Daniel S. Weller

Assistant Professor

Contact
Rice Hall 309
351 McCormick Road
PO Box 400743
Charlottesville, VA 22904-1000

Phone: (434) 924-4271
FAX: (434) 924-8818
Email: dsw8c@virginia.edu

Home Page: http://people.virginia.edu/~dsw8c/
Lab Home Page: http://www.ece.virginia.edu/vital/


Summary:
Daniel Weller's research focuses on combining mathematical modeling tools, signal processing theory, and estimation techniques into novel image processing and reconstruction methods, for applications like magnetic resonance imaging (MRI). His lab will devise new reconstruction, post-processing, and analysis methods for dynamic/time-series imaging problems. These methods will combine new models and optimization algorithms to enable faster, more robust imaging, with fewer artifacts, enhanced resolution, and other application-specific benefits. These new methods will work with the next generation of hardware and magnetic resonance imaging sequences. At the same time, his group will investigate how these solutions can be generalized to address similar signal processing problems found in other applications, beyond MRI.

Background:
Daniel Weller received his Ph.D. and S.M. in electrical engineering from the Massachusetts Institute of Technology, in June 2012 and June 2008, respectively. Previously, he received his B.S. in electrical and computer engineering, with honors, from Carnegie Mellon University, in May 2006. He spent two years at the University of Michigan (Ann Arbor) as a post-doctoral research fellow, supported by the National Institutes of Health via a Ruth L. Kirschstein National Research Service Award (F32). As a graduate student, he was a finalist in the Student Paper Competition at the 2011 IEEE International Symposium on Biomedical Imaging. He is a member of IEEE (including the Signal Processing and Engineering in Medicine & Biology societies), of the International Society for Magnetic Resonance in Medicine (ISMRM), and of both Tau Beta Pi and Eta Kappa Nu.

Research Interests

  • Medical Imaging, especially Magnetic Resonance Imaging (MRI)
  • Signal Processing and Estimation
  • Non-Ideal Sampling and Reconstruction

Most Recent Publications:

  • Daniel S. Weller, Sathish Ramani, Jon-Fredrik Nielsen, and Jeffrey A. Fessler. "Monte Carlo SURE-Based Parameter Selection for Parallel Magnetic Resonance Imaging Reconstruction." Magn.
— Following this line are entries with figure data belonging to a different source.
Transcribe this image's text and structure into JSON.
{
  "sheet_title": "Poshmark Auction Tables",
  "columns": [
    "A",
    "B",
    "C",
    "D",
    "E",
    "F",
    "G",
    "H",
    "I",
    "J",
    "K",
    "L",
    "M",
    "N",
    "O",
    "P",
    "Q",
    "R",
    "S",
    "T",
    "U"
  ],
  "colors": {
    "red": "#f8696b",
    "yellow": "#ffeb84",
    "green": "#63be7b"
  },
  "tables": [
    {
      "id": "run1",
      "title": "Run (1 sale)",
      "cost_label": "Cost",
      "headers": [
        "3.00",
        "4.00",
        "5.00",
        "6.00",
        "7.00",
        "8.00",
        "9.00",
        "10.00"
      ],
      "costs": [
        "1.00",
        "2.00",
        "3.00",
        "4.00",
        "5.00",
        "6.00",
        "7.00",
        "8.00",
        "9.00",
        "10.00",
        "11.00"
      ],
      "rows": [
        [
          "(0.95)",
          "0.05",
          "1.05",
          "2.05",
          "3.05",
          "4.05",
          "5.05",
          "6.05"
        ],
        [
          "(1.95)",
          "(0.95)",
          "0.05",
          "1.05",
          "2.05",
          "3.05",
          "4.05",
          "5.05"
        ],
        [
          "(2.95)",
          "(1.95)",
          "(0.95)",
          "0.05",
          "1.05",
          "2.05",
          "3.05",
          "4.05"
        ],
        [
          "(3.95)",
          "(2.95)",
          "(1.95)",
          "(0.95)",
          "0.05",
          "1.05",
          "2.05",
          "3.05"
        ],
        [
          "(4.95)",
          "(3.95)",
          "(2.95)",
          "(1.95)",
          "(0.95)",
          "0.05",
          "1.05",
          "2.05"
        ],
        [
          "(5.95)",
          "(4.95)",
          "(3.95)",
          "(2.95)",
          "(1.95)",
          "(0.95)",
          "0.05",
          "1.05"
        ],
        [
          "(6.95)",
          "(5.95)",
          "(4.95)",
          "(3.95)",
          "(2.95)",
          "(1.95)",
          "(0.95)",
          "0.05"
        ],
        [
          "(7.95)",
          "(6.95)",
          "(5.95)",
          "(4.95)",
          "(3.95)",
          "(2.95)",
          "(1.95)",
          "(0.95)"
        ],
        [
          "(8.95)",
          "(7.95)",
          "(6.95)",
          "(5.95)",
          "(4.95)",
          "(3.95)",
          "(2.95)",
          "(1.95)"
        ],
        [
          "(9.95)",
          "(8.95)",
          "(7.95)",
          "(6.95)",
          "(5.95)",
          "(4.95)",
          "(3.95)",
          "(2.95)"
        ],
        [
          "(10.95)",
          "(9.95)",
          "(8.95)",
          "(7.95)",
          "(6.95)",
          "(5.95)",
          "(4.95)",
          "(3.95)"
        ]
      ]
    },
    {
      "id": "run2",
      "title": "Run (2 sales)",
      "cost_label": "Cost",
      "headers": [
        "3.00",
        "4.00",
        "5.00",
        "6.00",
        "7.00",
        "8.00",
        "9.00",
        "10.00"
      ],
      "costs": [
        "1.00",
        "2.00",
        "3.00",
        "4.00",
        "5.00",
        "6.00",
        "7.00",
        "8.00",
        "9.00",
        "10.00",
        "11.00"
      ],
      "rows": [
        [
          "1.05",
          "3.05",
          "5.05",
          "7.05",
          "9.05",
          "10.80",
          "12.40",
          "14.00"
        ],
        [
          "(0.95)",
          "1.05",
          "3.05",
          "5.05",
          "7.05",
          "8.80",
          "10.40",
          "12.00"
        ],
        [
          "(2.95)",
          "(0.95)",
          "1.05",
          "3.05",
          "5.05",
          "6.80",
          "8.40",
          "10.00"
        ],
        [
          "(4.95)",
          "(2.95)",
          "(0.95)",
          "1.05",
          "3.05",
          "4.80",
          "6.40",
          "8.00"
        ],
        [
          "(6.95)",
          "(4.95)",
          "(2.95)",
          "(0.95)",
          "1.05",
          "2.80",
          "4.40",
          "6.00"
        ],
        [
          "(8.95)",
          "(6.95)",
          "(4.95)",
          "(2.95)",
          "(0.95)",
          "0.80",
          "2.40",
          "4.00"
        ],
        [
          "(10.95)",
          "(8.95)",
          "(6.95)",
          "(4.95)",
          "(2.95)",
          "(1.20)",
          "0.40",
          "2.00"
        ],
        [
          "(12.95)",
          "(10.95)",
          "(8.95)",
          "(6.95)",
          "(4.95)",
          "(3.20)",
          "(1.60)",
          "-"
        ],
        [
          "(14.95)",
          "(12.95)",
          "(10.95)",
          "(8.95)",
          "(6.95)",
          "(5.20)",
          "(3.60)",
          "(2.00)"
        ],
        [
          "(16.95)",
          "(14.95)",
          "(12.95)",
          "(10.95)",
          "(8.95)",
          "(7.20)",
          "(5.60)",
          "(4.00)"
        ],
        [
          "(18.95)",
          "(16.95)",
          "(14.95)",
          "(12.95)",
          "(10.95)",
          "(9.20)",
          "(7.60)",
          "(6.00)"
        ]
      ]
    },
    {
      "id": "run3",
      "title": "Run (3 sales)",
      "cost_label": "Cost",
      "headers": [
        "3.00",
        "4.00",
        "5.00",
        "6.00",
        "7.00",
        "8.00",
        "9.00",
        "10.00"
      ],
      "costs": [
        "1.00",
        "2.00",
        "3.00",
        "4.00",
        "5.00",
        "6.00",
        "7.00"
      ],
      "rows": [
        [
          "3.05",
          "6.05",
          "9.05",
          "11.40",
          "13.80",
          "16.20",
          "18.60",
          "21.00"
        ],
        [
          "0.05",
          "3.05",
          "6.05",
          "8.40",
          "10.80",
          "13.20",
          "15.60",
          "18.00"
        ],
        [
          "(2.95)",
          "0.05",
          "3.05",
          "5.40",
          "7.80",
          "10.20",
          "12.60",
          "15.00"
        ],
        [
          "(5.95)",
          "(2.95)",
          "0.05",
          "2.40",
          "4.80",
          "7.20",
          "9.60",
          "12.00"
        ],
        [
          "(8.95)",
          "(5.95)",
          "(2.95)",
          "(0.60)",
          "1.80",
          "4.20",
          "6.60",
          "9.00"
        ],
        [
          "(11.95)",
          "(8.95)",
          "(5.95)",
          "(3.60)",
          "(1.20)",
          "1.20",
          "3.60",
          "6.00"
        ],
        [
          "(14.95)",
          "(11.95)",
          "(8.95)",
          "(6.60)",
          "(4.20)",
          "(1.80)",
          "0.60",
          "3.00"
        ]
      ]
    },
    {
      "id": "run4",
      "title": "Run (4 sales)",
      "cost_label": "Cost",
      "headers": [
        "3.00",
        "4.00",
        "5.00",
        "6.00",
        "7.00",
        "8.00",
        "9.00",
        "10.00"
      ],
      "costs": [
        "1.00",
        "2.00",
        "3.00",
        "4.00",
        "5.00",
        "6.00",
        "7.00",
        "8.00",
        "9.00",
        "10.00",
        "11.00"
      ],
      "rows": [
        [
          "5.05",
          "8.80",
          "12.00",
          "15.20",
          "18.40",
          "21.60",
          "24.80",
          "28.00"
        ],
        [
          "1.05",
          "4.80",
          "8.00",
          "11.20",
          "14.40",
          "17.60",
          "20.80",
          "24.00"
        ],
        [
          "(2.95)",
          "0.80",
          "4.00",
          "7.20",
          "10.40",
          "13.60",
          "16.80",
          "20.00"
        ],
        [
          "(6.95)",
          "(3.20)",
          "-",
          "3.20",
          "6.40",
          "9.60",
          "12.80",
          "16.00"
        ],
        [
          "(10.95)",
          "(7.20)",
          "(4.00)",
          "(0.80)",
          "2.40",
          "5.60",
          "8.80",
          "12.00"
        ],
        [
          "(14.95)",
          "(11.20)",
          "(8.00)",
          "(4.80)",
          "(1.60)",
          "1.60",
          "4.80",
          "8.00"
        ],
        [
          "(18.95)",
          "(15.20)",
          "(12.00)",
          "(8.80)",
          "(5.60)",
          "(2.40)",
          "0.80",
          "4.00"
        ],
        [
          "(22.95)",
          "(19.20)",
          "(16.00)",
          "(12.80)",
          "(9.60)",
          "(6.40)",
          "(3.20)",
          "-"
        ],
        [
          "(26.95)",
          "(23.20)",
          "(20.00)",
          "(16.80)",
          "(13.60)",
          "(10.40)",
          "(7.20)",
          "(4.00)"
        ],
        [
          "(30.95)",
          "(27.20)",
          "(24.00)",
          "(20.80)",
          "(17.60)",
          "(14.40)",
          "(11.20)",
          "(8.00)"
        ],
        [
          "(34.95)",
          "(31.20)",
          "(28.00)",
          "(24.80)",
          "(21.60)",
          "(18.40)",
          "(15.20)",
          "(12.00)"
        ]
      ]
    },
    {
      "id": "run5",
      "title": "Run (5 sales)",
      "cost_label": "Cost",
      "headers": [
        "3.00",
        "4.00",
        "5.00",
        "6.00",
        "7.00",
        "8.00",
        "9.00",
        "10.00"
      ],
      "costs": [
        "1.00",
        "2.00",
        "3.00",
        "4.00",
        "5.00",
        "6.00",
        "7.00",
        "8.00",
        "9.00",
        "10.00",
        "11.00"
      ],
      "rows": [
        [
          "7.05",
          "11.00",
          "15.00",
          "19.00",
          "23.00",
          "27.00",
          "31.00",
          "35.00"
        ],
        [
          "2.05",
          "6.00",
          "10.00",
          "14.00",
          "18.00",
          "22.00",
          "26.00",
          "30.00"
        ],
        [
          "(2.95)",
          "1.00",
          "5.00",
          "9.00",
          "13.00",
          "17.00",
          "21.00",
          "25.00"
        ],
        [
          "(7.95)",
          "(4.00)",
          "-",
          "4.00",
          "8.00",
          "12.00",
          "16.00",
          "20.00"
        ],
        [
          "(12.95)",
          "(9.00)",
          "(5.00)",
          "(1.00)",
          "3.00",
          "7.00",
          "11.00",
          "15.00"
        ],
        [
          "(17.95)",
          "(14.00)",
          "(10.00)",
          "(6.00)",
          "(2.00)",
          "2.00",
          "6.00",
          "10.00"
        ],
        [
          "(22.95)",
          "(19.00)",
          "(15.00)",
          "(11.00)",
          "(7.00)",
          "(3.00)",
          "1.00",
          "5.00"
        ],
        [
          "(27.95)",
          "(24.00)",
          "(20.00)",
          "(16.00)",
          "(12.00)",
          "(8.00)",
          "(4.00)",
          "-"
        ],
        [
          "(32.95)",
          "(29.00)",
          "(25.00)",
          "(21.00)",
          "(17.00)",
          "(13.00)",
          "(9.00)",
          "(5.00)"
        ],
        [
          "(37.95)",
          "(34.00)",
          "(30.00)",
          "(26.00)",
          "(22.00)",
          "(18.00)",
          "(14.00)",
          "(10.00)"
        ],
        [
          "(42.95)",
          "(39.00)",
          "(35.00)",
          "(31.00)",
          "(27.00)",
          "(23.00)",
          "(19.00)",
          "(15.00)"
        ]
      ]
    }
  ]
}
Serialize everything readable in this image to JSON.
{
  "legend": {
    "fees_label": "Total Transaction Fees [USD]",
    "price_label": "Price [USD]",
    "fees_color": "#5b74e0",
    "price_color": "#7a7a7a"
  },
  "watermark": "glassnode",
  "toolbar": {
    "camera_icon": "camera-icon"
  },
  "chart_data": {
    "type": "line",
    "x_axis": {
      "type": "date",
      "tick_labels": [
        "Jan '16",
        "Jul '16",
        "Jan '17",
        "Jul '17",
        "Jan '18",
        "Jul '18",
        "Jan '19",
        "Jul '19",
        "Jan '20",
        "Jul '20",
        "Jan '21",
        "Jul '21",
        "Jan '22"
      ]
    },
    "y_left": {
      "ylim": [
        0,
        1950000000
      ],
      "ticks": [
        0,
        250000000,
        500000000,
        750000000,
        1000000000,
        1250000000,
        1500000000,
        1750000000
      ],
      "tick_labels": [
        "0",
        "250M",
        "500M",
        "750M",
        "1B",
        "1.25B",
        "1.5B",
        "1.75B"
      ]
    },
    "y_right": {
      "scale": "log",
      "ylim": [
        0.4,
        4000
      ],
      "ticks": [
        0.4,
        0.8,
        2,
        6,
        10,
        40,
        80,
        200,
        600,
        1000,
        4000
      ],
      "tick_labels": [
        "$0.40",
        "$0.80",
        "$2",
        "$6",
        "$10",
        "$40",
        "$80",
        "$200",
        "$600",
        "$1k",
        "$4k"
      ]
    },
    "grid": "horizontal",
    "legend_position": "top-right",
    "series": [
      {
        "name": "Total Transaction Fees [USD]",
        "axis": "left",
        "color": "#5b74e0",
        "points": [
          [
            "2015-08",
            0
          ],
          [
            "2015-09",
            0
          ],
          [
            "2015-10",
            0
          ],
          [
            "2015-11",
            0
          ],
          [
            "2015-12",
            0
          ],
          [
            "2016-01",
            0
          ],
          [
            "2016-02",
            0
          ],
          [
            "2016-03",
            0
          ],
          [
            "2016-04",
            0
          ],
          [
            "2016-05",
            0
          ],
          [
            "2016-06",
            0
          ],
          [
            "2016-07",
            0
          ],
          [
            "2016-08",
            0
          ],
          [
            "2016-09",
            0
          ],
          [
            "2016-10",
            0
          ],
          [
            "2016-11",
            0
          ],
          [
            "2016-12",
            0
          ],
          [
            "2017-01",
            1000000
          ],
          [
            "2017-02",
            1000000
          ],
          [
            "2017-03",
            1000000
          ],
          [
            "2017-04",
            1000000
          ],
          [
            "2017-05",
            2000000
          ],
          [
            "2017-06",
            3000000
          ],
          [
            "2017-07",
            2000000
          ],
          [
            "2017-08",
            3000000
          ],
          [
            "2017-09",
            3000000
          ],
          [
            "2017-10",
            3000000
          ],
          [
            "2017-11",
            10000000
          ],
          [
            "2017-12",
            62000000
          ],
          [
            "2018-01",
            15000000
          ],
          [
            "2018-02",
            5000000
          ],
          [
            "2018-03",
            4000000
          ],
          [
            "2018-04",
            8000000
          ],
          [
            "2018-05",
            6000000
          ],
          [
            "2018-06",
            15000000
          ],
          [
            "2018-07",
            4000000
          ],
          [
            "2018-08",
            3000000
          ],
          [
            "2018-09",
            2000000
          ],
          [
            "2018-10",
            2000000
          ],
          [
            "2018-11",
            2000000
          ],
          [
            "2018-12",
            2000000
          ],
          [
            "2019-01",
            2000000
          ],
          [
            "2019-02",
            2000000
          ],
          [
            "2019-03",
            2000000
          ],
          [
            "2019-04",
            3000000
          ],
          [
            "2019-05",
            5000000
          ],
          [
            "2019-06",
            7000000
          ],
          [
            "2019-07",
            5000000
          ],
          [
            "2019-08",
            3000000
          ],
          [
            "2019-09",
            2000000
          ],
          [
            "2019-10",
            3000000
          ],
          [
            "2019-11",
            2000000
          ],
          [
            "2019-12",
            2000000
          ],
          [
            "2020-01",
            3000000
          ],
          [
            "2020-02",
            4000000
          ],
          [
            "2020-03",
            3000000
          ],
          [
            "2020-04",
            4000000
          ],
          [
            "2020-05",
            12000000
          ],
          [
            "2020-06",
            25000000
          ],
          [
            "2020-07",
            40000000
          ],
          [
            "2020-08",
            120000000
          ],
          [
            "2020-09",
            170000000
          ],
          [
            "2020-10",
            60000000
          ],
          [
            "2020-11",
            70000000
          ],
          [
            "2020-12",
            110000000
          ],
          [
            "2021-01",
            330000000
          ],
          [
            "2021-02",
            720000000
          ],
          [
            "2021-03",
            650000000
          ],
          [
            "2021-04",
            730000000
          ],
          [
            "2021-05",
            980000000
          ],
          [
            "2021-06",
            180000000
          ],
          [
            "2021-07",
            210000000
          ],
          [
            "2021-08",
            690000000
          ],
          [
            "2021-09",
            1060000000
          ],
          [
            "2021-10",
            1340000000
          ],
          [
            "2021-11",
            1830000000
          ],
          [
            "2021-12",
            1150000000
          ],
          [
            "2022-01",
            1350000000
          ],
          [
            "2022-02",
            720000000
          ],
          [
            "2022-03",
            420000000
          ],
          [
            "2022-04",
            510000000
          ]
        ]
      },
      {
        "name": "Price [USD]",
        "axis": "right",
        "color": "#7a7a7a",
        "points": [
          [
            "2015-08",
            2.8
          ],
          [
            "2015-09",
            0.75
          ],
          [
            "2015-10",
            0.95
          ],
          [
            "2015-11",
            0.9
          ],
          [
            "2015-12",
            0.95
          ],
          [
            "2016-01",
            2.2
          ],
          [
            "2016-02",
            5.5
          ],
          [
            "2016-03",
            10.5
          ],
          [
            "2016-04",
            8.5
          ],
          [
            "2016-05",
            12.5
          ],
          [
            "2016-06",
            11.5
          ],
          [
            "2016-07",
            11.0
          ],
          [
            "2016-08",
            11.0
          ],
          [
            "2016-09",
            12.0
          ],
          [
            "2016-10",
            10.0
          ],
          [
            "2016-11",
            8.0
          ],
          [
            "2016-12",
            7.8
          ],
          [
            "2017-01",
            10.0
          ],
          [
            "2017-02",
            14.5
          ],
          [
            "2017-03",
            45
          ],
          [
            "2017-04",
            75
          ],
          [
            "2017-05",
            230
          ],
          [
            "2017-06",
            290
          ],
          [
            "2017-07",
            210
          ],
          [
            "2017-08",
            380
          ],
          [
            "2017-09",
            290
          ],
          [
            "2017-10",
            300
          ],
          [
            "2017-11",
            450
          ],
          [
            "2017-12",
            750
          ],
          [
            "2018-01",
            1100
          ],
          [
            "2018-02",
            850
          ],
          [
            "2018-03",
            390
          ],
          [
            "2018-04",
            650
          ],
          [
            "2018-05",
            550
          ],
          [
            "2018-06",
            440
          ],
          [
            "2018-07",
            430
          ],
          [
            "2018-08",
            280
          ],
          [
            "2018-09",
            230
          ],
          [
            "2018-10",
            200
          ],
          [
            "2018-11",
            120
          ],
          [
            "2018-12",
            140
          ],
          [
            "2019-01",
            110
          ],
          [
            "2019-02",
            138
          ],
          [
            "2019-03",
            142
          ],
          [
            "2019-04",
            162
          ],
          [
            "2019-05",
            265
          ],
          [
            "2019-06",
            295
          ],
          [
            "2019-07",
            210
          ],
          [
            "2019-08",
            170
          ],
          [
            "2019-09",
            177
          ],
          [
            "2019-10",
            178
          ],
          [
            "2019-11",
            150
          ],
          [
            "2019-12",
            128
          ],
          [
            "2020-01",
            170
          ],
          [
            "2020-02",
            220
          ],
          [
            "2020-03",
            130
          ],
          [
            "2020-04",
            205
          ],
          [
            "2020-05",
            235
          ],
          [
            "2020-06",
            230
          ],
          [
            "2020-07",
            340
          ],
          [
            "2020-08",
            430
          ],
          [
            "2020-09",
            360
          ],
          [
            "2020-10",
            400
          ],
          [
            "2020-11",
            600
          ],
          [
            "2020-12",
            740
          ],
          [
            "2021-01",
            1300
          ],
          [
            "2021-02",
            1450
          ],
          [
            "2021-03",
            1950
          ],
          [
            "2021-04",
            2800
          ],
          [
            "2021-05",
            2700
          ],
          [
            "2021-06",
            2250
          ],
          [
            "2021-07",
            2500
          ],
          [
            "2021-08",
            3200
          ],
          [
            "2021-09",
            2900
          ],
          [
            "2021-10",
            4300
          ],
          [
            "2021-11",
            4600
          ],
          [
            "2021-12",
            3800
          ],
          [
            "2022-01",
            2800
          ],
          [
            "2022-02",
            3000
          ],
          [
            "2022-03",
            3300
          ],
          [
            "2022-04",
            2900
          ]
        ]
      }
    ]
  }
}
Reson. Med., vol. 71, no. 5, pp. 1760-1770, May 2014.
  • Daniel S. Weller, Sathish Ramani, and Jeffrey A. Fessler. "Augmented Lagrangian with Variable Splitting for Faster Non-Cartesian L1-SPIRiT MR Image Reconstruction." IEEE Trans. Med. Imaging, vol. 33, no. 2, pp. 351-361, February 2014.
  • Sathish Ramani, Daniel S. Weller, Jon-Fredrik Nielsen, and Jeffrey A. Fessler. "Non-Cartesian MRI Reconstruction With Automatic Regularization Via Monte-Carlo SURE." IEEE Trans. Med. Imag., vol. 32, no. 8, pp. 1411-1422, August 2013.
  • Daniel S. Weller, Jonathan R. Polimeni, Leo Grady, Lawrence L. Wald, Elfar Adalsteinsson, and Vivek K Goyal. "Sparsity-Promoting Calibration for GRAPPA Accelerated Parallel MRI Reconstruction." IEEE Trans. Med. Imag., vol. 32, no. 7, pp. 1325-1335, July 2013.
  • Daniel S. Weller, Jonathan R. Polimeni, Leo Grady, Lawrence L. Wald, Elfar Adalsteinsson, and Vivek K Goyal. "Denoising Sparse Images from GRAPPA Using the Nullspace Method." Magn. Reson. Med., vol. 68, no. 4, pp. 1176-1189, Oct. 2012.
  • Daniel S. Weller and Vivek K Goyal. "Bayesian post-processing methods for jitter mitigation in sampling." IEEE Trans. Signal Process., vol. 59, no. 5, pp. 2112-2123, May 2011.
  • Daniel S. Weller and Vivek K Goyal. "On the estimation of nonrandom signal coefficients from jittered samples." IEEE Trans. Signal Process., vol. 59, no. 2, pp. 587-597, Feb. 2011.